Интересно, какое оно у АйЮ будет? – думаю я, возвращаясь к тексту в своём телефоне, – Получится оставить, - «иноверца» или нет? Хм, а вот у меня какое вероисповедание? Пфф… Внезапно думаю, - никакое (хотя ГуаньИнь видел вживую). Обращаюсь внутрь себя и ничего не чувствую, нет никакого «огонька» внутри. Боги существуют, но восторга от этого почему-то нет. Поэтому, к верующим я себя уверенно отнести не могу. Значит, у АйЮ может быть любая вера, при этом она будет для меня – «иноверка», поскольку она верит. В таком случае, шансы оставить в тексте, как оно есть сейчас, сильно возрастают… Какой я умный! Можно было СунОк даже и не спрашивать…
«… в попытке доказать состоятельность своей страны, правительство Пукхан создало музыкальную группу по типу тех, что имеются во множестве в нашей стране…» - произносит в этот момент дикторша, заставляя меня заинтересовано обратиться в слух, – «… однако слепое копирование и затраченные во множестве средства, в попытке добиться хотя бы внешнего сходства, не дали ожидаемого результата. «Моранбон», так называется группа, которая создана и содержится правительством Пукханна деньги своего народа, была уличена в плагиате, когда на «концерте радости» по случаю испытания ядерной бомбы, исполнила музыку, написанную южнокорейским композитором Пак ЮнМи…»

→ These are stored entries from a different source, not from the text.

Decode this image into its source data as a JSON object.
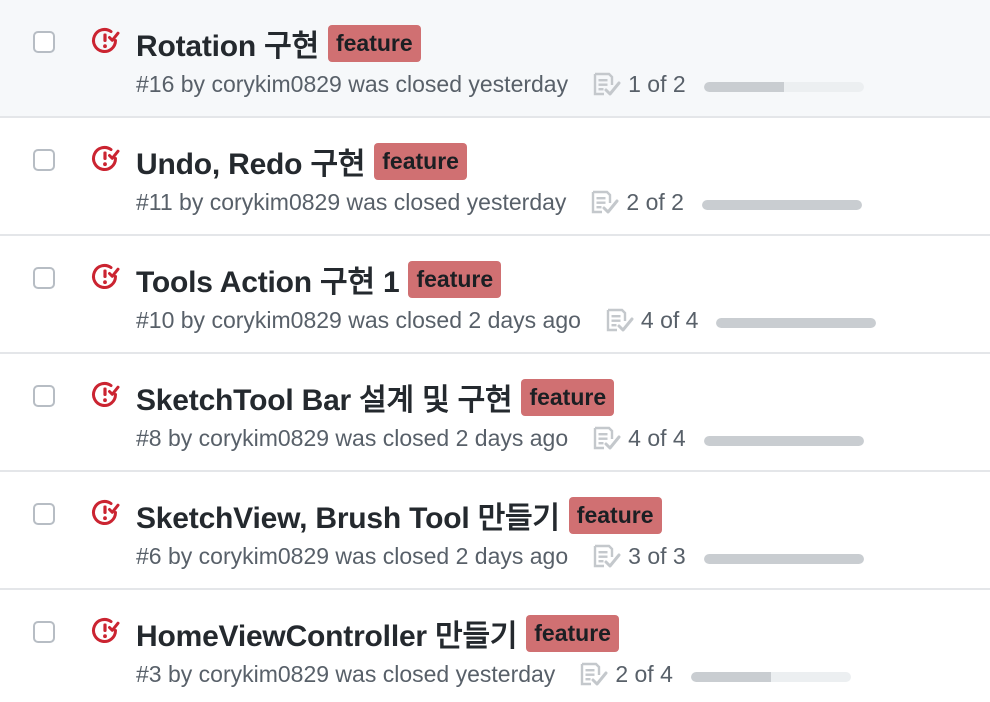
{
  "colors": {
    "closed_icon": "#cb2431",
    "label_bg": "#d07072",
    "progress_fill": "#c9cdd1",
    "progress_track": "#eceff1"
  },
  "issues": [
    {
      "title": "Rotation 구현",
      "label": "feature",
      "meta": "#16 by corykim0829 was closed yesterday",
      "progress_text": "1 of 2",
      "done": 1,
      "total": 2,
      "hover": true
    },
    {
      "title": "Undo, Redo 구현",
      "label": "feature",
      "meta": "#11 by corykim0829 was closed yesterday",
      "progress_text": "2 of 2",
      "done": 2,
      "total": 2
    },
    {
      "title": "Tools Action 구현 1",
      "label": "feature",
      "meta": "#10 by corykim0829 was closed 2 days ago",
      "progress_text": "4 of 4",
      "done": 4,
      "total": 4
    },
    {
      "title": "SketchTool Bar 설계 및 구현",
      "label": "feature",
      "meta": "#8 by corykim0829 was closed 2 days ago",
      "progress_text": "4 of 4",
      "done": 4,
      "total": 4
    },
    {
      "title": "SketchView, Brush Tool 만들기",
      "label": "feature",
      "meta": "#6 by corykim0829 was closed 2 days ago",
      "progress_text": "3 of 3",
      "done": 3,
      "total": 3
    },
    {
      "title": "HomeViewController 만들기",
      "label": "feature",
      "meta": "#3 by corykim0829 was closed yesterday",
      "progress_text": "2 of 4",
      "done": 2,
      "total": 4
    }
  ]
}
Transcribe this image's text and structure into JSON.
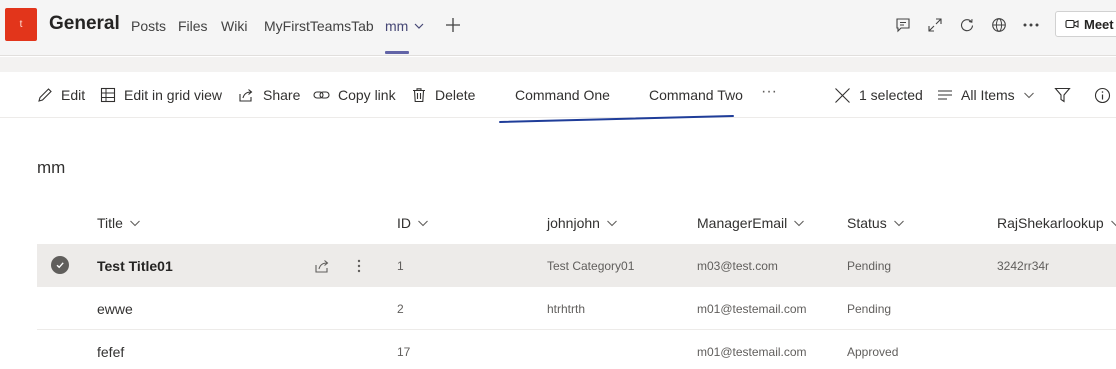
{
  "team": {
    "avatar_letter": "t",
    "avatar_color": "#e2351b",
    "channel_name": "General"
  },
  "tabs": [
    {
      "label": "Posts"
    },
    {
      "label": "Files"
    },
    {
      "label": "Wiki"
    },
    {
      "label": "MyFirstTeamsTab"
    },
    {
      "label": "mm",
      "active": true
    }
  ],
  "header_icons": [
    "conversation-icon",
    "expand-icon",
    "refresh-icon",
    "globe-icon",
    "more-icon"
  ],
  "meet_button": {
    "label": "Meet"
  },
  "command_bar": {
    "edit": "Edit",
    "edit_grid": "Edit in grid view",
    "share": "Share",
    "copy_link": "Copy link",
    "delete": "Delete",
    "command_one": "Command One",
    "command_two": "Command Two",
    "overflow": "···",
    "selected_count": "1 selected",
    "view": "All Items"
  },
  "list": {
    "title": "mm",
    "columns": [
      "Title",
      "ID",
      "johnjohn",
      "ManagerEmail",
      "Status",
      "RajShekarlookup"
    ],
    "rows": [
      {
        "title": "Test Title01",
        "id": "1",
        "johnjohn": "Test Category01",
        "manager_email": "m03@test.com",
        "status": "Pending",
        "lookup": "3242rr34r",
        "selected": true
      },
      {
        "title": "ewwe",
        "id": "2",
        "johnjohn": "htrhtrth",
        "manager_email": "m01@testemail.com",
        "status": "Pending",
        "lookup": ""
      },
      {
        "title": "fefef",
        "id": "17",
        "johnjohn": "",
        "manager_email": "m01@testemail.com",
        "status": "Approved",
        "lookup": ""
      }
    ]
  },
  "colors": {
    "accent": "#6264a7",
    "annotation": "#1f3d99"
  }
}
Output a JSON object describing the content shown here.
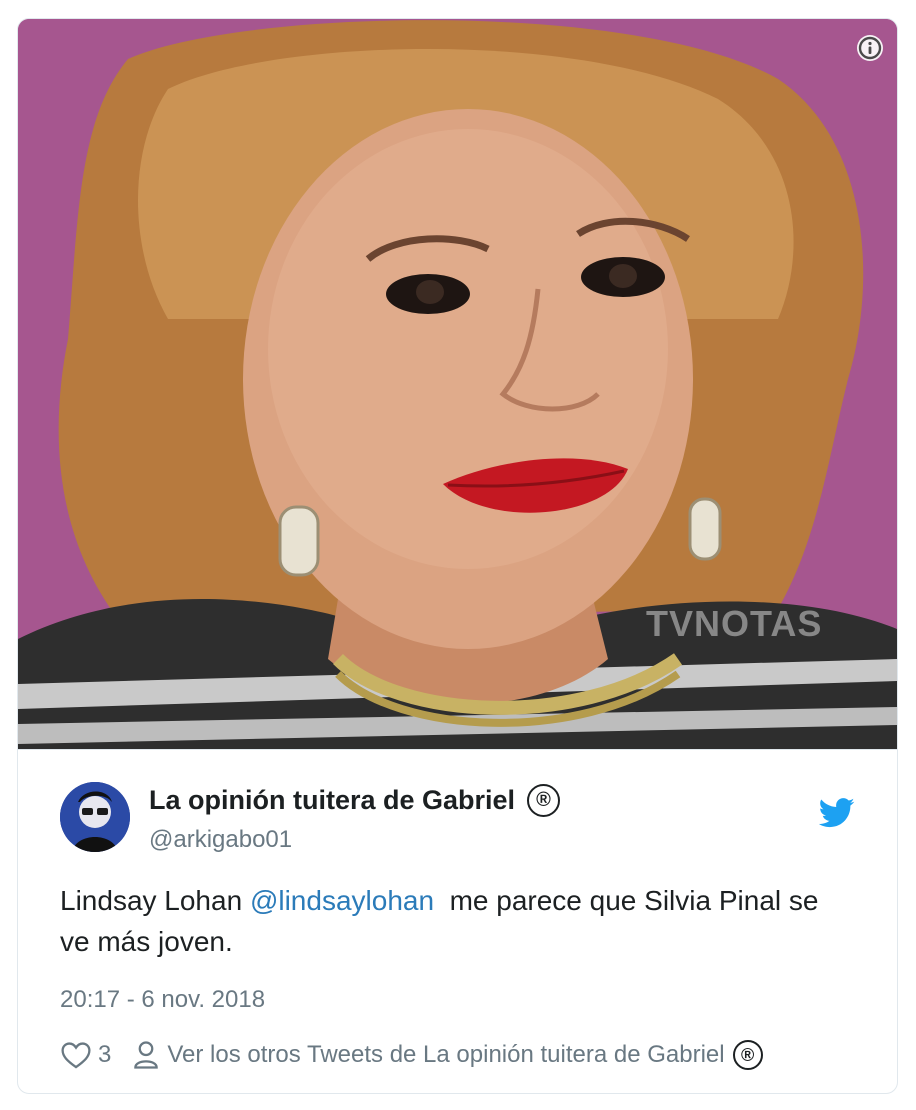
{
  "tweet": {
    "author_name": "La opinión tuitera de Gabriel",
    "author_badge": "®",
    "handle": "@arkigabo01",
    "text_before": "Lindsay Lohan ",
    "mention": "@lindsaylohan",
    "text_after": "  me parece que Silvia Pinal se ve más joven.",
    "timestamp": "20:17 - 6 nov. 2018",
    "like_count": "3",
    "more_tweets_label": "Ver los otros Tweets de La opinión tuitera de Gabriel",
    "trail_badge": "®"
  },
  "media": {
    "watermark": "TVNOTAS",
    "background_color": "#a6568f"
  },
  "icons": {
    "info": "info-icon",
    "bird": "twitter-bird-icon",
    "heart": "heart-icon",
    "person": "person-icon"
  },
  "colors": {
    "link": "#2b7bb9",
    "secondary_text": "#697882",
    "twitter_blue": "#1da1f2"
  }
}
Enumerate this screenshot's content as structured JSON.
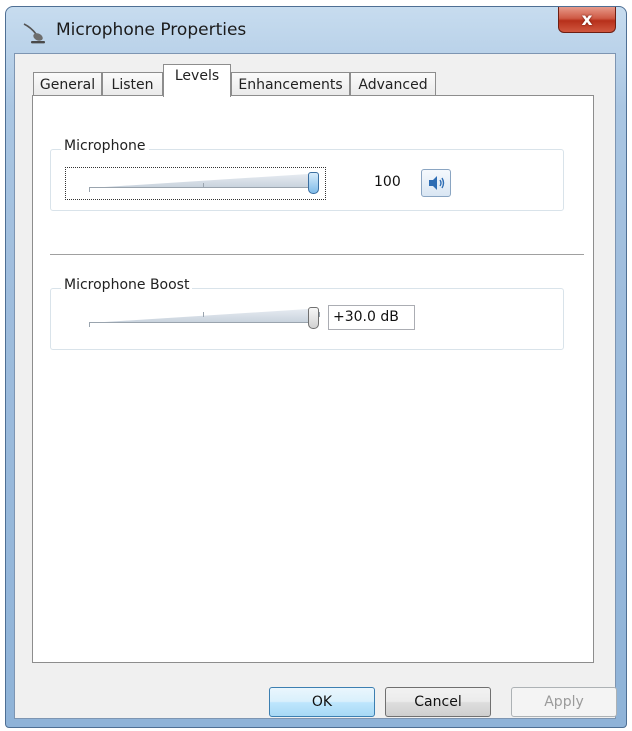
{
  "window": {
    "title": "Microphone Properties",
    "icon": "microphone-icon",
    "close_label": "x"
  },
  "tabs": [
    {
      "label": "General"
    },
    {
      "label": "Listen"
    },
    {
      "label": "Levels"
    },
    {
      "label": "Enhancements"
    },
    {
      "label": "Advanced"
    }
  ],
  "selected_tab": "Levels",
  "levels": {
    "microphone": {
      "label": "Microphone",
      "value_text": "100",
      "level_percent": 100,
      "mute_button_icon": "speaker-icon"
    },
    "boost": {
      "label": "Microphone Boost",
      "value_text": "+30.0 dB",
      "level_percent": 100
    }
  },
  "buttons": {
    "ok": "OK",
    "cancel": "Cancel",
    "apply": "Apply"
  },
  "colors": {
    "ok_border": "#3c7fb1",
    "close_red": "#c13d28",
    "slider_thumb_blue": "#7fbbe9"
  }
}
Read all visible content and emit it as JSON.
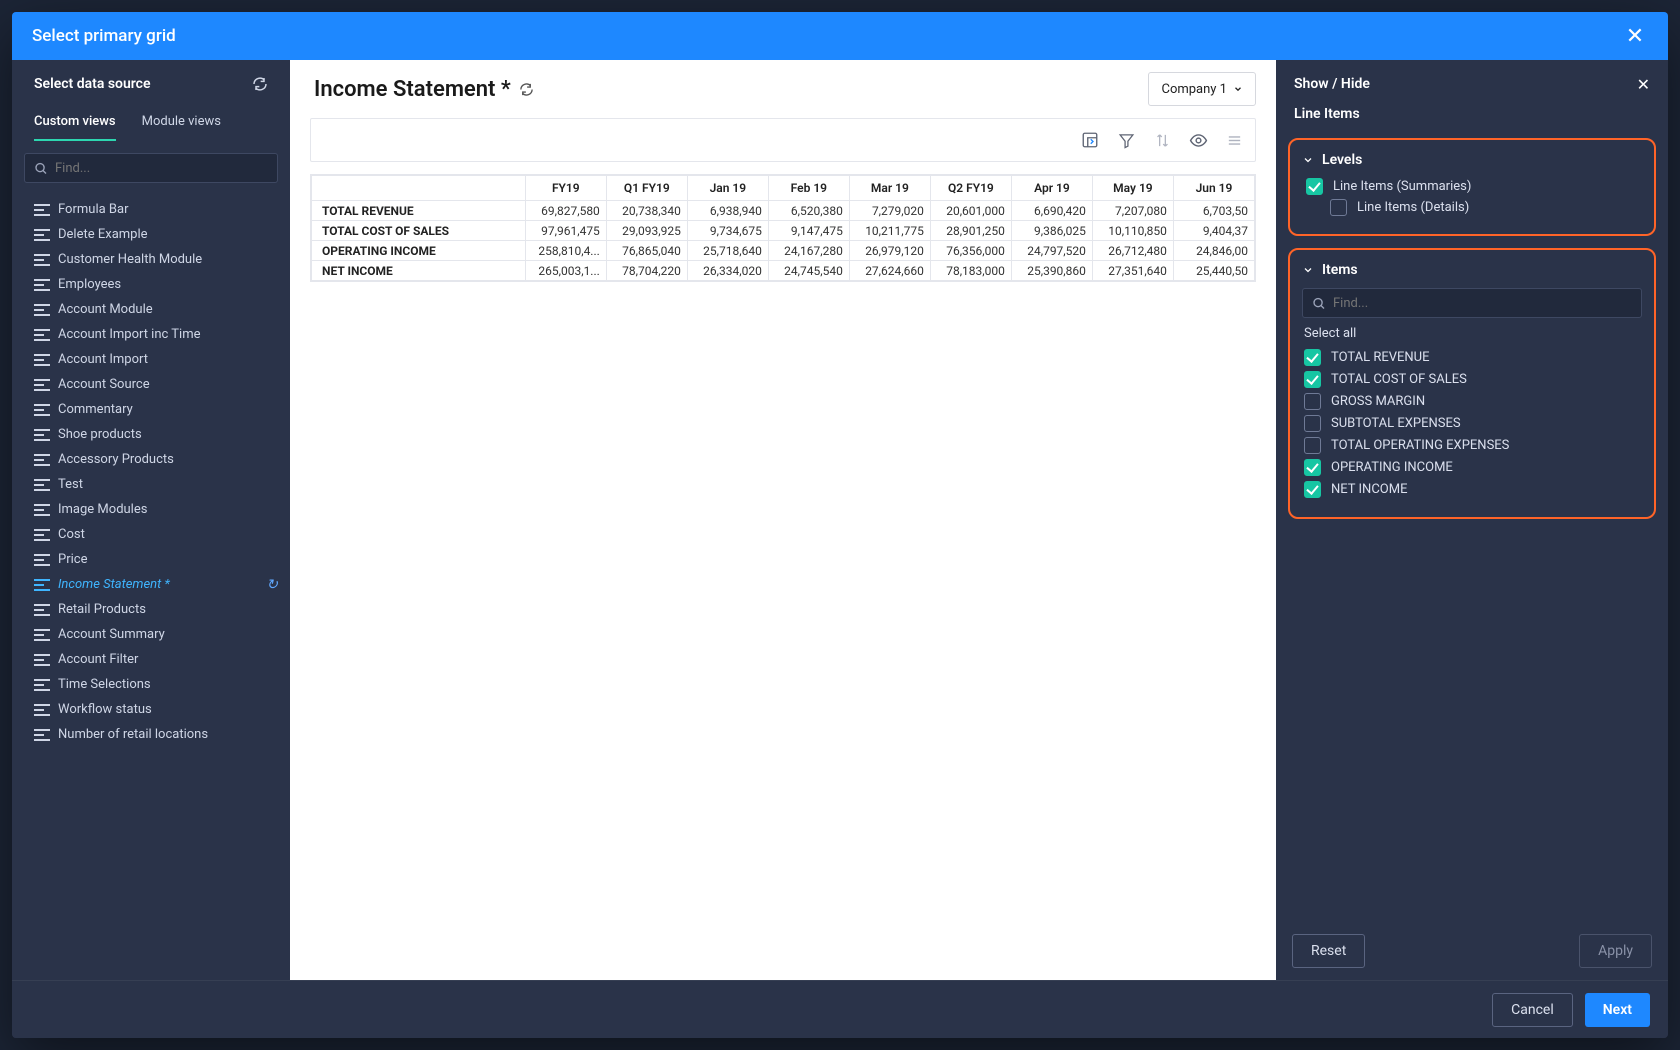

Услышав, что говорят обо мне, поднимаю голову от телефона и смотрю на экран телевизора, желая увидеть момент плагиата, о котором рассказывают. Да, четыре девушки со скрипками в руках уверенно пилят моего Вивальди. Ну, как «моего»? Он, конечно, «свой собственный», но притащил его сюда я и поэтому могу сказать, что «тоже приложил к нему руку» …
( посмотреть тут: https://youtu.be/Ewi2jD0ZKCI , прим. автора )
В этот момент камера выхватывает крупным планом девушку с красной электрогитарой в руках и у меня возникает мысль, что выглядит она, вот так, «на клиповый взгляд», пожалуй, не хуже ЕнЛин…
Кадр сменяется и на экране показывают, как на жёлтом столбе пламени, под Вивальди, начинает неспешно подниматься в голубое небо белая северокорейская ракета, наверное, с ядерной боеголовкой.
«Красавица», - одобрительно думаю я, смотря на её тонкие и изящные очертания: - «достойная музыки Вивальди. И музыка тоже её достойна».
Изображение опять переключают на другую камеру, снова показывая девушку, с явным удовольствием играющую на красной электрогитаре.